Following the arrival of Dave Jones as Wolves manager, Branch fell out of favour and had loan spells while transfer-listed with Reading and then Hull City over the next two years. He finally left Molineux to join Bradford City in July 2003 after not being offered a new contract.

His stay with Bradford City lasted just a solitary season before he joined newly promoted Chester City. He endured a turbulent spell with the League Two club, where he was taken off the transfer list in July 2006 after appearing to patch up his differences with manager Mark Wright. After failing to regain his place in the team, he left the club in October 2006.

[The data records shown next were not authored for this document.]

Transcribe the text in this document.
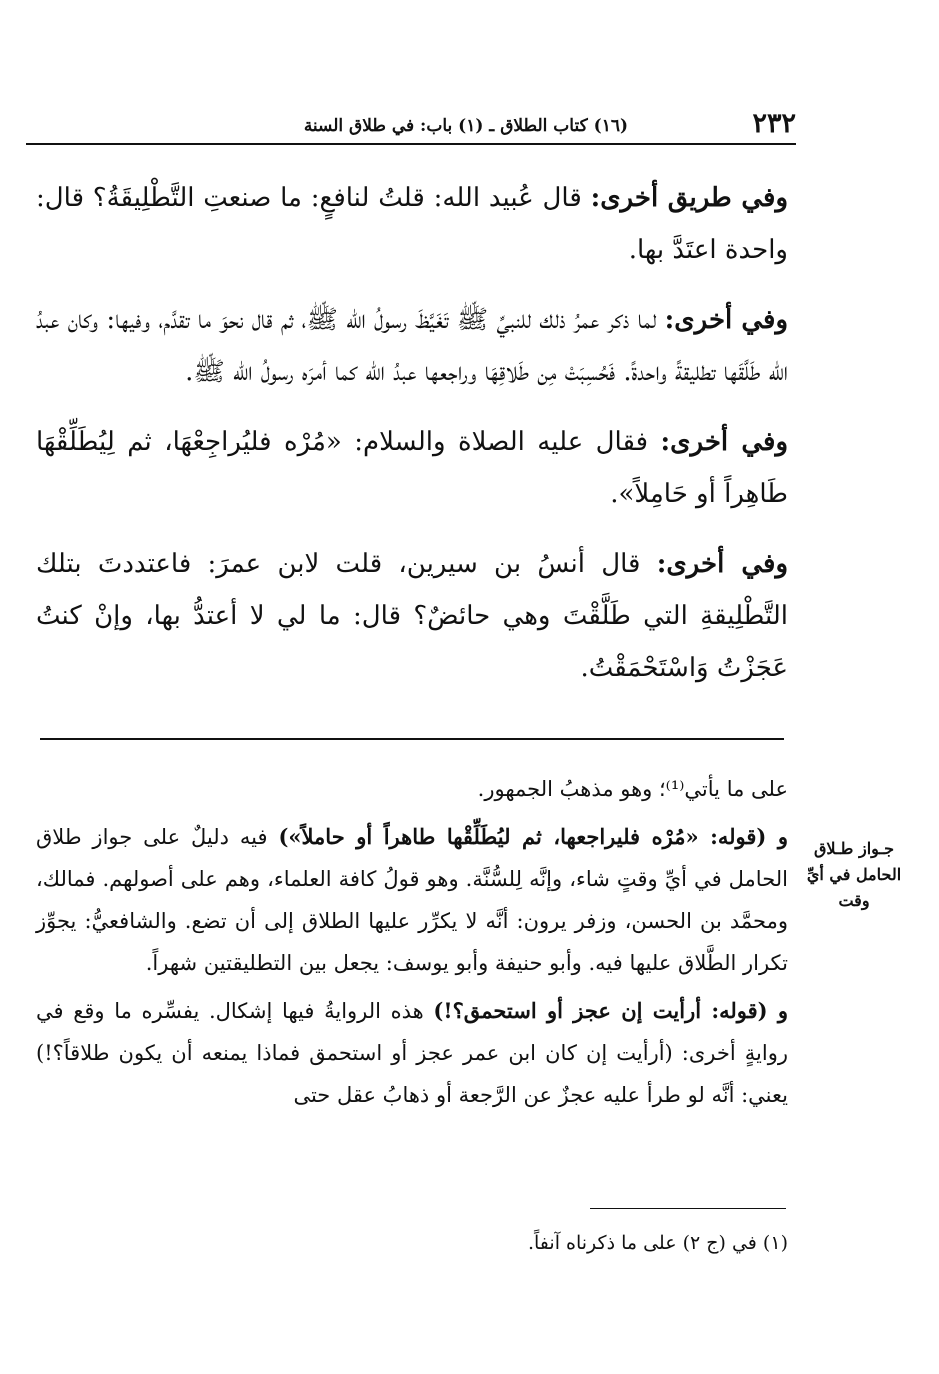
٢٣٢
(١٦) كتاب الطلاق ـ (١) باب: في طلاق السنة

وفي طريق أخرى: قال عُبيد الله: قلتُ لنافعٍ: ما صنعتِ التَّطْلِيقَةُ؟ قال: واحدة اعتَدَّ بها.

وفي أخرى: لما ذكر عمرُ ذلك للنبيِّ ﷺ تَغَيَّظَ رسولُ الله ﷺ، ثم قال نحوَ ما تقدَّم، وفيها: وكان عبدُ الله طَلَّقَها تطليقةً واحدةً. فَحُسِبَتْ مِن طَلاقِهَا وراجعها عبدُ الله كما أمرَه رسولُ الله ﷺ.

وفي أخرى: فقال عليه الصلاة والسلام: «مُرْه فليُراجِعْهَا، ثم لِيُطَلِّقْهَا طَاهِراً أو حَامِلاً».

وفي أخرى: قال أنسُ بن سيرين، قلت لابن عمرَ: فاعتددتَ بتلك التَّطْلِيقةِ التي طَلَّقْتَ وهي حائضٌ؟ قال: ما لي لا أعتدُّ بها، وإنْ كنتُ عَجَزْتُ وَاسْتَحْمَقْتُ.

جـواز طـلاق
الحامل في أيِّ
وقت

على ما يأتي⁽¹⁾؛ وهو مذهبُ الجمهور.

و (قوله: «مُرْه فليراجعها، ثم ليُطَلِّقْها طاهراً أو حاملاً») فيه دليلٌ على جواز طلاق الحامل في أيِّ وقتٍ شاء، وإنَّه لِلسُّنَّة. وهو قولُ كافة العلماء، وهم على أصولهم. فمالك، ومحمَّد بن الحسن، وزفر يرون: أنَّه لا يكرِّر عليها الطلاق إلى أن تضع. والشافعيُّ: يجوِّز تكرار الطَّلاق عليها فيه. وأبو حنيفة وأبو يوسف: يجعل بين التطليقتين شهراً.

و (قوله: أرأيت إن عجز أو استحمق؟!) هذه الروايةُ فيها إشكال. يفسِّره ما وقع في روايةٍ أخرى: (أرأيت إن كان ابن عمر عجز أو استحمق فماذا يمنعه أن يكون طلاقاً؟!) يعني: أنَّه لو طرأ عليه عجزٌ عن الرَّجعة أو ذهابُ عقل حتى

(١) في (ج ٢) على ما ذكرناه آنفاً.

In 2010, Branch was set to start playing for Burscough F.C. in the Northern Premier League

==Personal life==
On 10 July 2012, Branch was arrested by officers of the Serious Organised Crime Agency. At a later trial at Chester Crown Court, Branch admitted charges of possession with intent to supply class A and class B drugs. One charge related to the handover of just under 3 kg of amphetamine to another man in a Liverpool car park in March 2012; a second charge related to the seizure of 1 kg of cocaine from his home address in Otterspool, Liverpool in July 2012. On 8 November 2012, Branch was jailed for seven years. His appeal against sentence was dismissed, on 14 February 2013, by three judges at the Court of Appeal. He was eventually released after three years, and in September 2016 was training to become an accountant.